Каждый вечер, после работы мама готовила ужин и сразу обед на завтра. Отец после работы заходил домой лишь для того, чтобы переодеться и выкурить сигарету. Потом он уходил в наш гараж, находящийся в гаражном обществе на окраине города, и оставался там до позднего вечера. Наша семья была счастливой обладательницей 412-го Москвича ярко-синего цвета, с которым отец проводил весь свой досуг. Не могу сказать, что этот чудо-автомобиль часто ломался и из-за этих поломок мой отец все свое свободное время проводил в гараже. Скорее это было такое своеобразное хобби. В 80-х года в нашем городе не было каких-либо сервисных автомастерских, и автолюбители чинили и обслуживали свою технику собственными силами. Поэтому точнее будет сказать, что отец проводил время не в гараже, а в гаражах вместе с другими, такими же счастливыми обладателями москвичей, жигулей, запорожцев, а то и волг. Впрочем, в гаражах еще не редкостью были такие раритеты как: Победа, 402-й Москвич или ГАЗ 21 – Волга.

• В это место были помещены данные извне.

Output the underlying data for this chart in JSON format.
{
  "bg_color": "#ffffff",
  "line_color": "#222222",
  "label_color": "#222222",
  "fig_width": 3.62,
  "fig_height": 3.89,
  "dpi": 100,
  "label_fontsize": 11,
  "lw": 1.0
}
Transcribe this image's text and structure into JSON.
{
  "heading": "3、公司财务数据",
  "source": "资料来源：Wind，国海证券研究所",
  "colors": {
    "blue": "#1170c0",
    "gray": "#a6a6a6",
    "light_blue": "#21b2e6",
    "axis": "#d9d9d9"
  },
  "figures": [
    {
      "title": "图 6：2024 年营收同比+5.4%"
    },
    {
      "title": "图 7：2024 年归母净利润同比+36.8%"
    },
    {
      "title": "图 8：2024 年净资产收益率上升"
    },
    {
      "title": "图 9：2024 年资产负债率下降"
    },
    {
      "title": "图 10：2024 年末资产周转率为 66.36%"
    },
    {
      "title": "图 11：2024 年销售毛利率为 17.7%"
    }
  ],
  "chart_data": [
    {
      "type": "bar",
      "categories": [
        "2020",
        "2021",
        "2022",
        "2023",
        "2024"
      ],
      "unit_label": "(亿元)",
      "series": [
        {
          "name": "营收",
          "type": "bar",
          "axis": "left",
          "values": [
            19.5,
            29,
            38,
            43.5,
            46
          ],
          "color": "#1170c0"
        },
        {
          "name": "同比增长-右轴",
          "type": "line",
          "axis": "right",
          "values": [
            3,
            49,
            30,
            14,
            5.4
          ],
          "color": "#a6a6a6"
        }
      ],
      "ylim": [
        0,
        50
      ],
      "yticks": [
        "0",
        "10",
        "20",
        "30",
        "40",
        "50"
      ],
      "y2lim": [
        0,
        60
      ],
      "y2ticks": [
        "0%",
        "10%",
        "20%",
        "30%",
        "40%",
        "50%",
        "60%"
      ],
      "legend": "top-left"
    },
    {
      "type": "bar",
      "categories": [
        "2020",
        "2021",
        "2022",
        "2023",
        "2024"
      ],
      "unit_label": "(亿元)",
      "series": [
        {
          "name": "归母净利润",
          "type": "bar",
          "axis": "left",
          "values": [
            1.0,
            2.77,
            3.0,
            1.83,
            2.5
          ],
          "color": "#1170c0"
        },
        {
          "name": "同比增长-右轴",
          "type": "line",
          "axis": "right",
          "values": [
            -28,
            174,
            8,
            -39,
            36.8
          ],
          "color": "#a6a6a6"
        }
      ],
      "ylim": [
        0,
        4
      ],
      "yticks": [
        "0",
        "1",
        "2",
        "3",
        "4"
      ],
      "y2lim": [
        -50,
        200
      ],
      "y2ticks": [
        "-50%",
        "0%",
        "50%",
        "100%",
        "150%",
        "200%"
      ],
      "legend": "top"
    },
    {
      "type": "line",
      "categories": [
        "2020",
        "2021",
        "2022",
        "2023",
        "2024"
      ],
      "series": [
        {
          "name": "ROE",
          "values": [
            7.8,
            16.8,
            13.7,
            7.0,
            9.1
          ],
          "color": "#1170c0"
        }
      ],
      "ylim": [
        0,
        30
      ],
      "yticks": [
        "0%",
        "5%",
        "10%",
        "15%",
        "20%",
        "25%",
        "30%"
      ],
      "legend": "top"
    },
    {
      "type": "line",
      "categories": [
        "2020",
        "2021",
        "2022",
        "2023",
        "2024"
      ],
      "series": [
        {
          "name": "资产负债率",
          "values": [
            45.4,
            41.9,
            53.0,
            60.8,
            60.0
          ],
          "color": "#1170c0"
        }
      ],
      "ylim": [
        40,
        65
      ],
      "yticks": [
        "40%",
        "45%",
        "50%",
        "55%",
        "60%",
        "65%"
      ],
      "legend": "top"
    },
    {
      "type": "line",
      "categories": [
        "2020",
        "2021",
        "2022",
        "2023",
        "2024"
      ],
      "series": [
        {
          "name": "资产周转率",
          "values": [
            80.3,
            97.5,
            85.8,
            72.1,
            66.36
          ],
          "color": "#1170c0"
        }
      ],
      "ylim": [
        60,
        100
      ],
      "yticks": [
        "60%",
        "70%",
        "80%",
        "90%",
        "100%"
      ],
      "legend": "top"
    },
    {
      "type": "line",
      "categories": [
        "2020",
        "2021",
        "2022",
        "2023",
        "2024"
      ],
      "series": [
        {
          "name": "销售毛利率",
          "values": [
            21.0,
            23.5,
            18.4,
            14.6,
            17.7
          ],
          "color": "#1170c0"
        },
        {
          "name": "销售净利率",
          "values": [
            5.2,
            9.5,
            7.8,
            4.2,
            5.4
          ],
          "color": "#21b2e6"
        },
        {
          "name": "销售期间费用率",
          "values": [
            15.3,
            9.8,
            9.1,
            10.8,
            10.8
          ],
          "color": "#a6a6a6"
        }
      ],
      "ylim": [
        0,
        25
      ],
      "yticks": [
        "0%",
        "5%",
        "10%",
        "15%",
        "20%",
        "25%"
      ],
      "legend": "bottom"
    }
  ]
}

Я бродил по улицам один. Несколько раз ходил в кино, а иногда заходил к отцу в гаражи. С одноклассниками мне было не интересно – они же дети. Какие у нас могли быть общие интересы?! Хотя, можно было играть в футбол на школьном дворе. Вот, собственно, и все, что можно было. Но футбол в этом сентябре был не в тренде, а играть в прятки, казаки-разбойники или просто зависать на турниках, мне было не интересно.

Стыдно признаться, но о своих жене и детях я вспомнил не сразу. До меня не сразу дошло осознание того, что они остались где-то там в моем прошлом, а в своем новом будущем я возможно их не встречу. Каждый раз, от этих мыслей на меня накатывала тошнотворная тоска, безысходность душила меня, и будучи семилетним мальчиком, я порой не сдерживал слез. В такие моменты я старался уединиться и скрыться по дальше от посторонних глаз. Видимо по этой причине, в первые дни своего перерождения, я старался находиться в безлюдных местах парков и улиц. Свободного времени у меня было много. В школе было всего по нескольку уроков, а заданий на дом почти не задавали.

В приступах безысходности и тоски появлялись мысли о том, чтобы сбежать из дома и отправиться в Брянск на поиски зловещей бабки-санитарки. Ведь это, находясь в Брянской больнице, я ее встретил, а потом попал в прошлое на западную Украину. А как я оказался в Брянске?! Да очень просто! Бабушка, оставив квартиру моим родителям, вернулась на родину в Брянск. А после того, как развалился Союз, я покинул западную Украину и уехал к бабушке. Так, после распада Союза я и остался в Брянске.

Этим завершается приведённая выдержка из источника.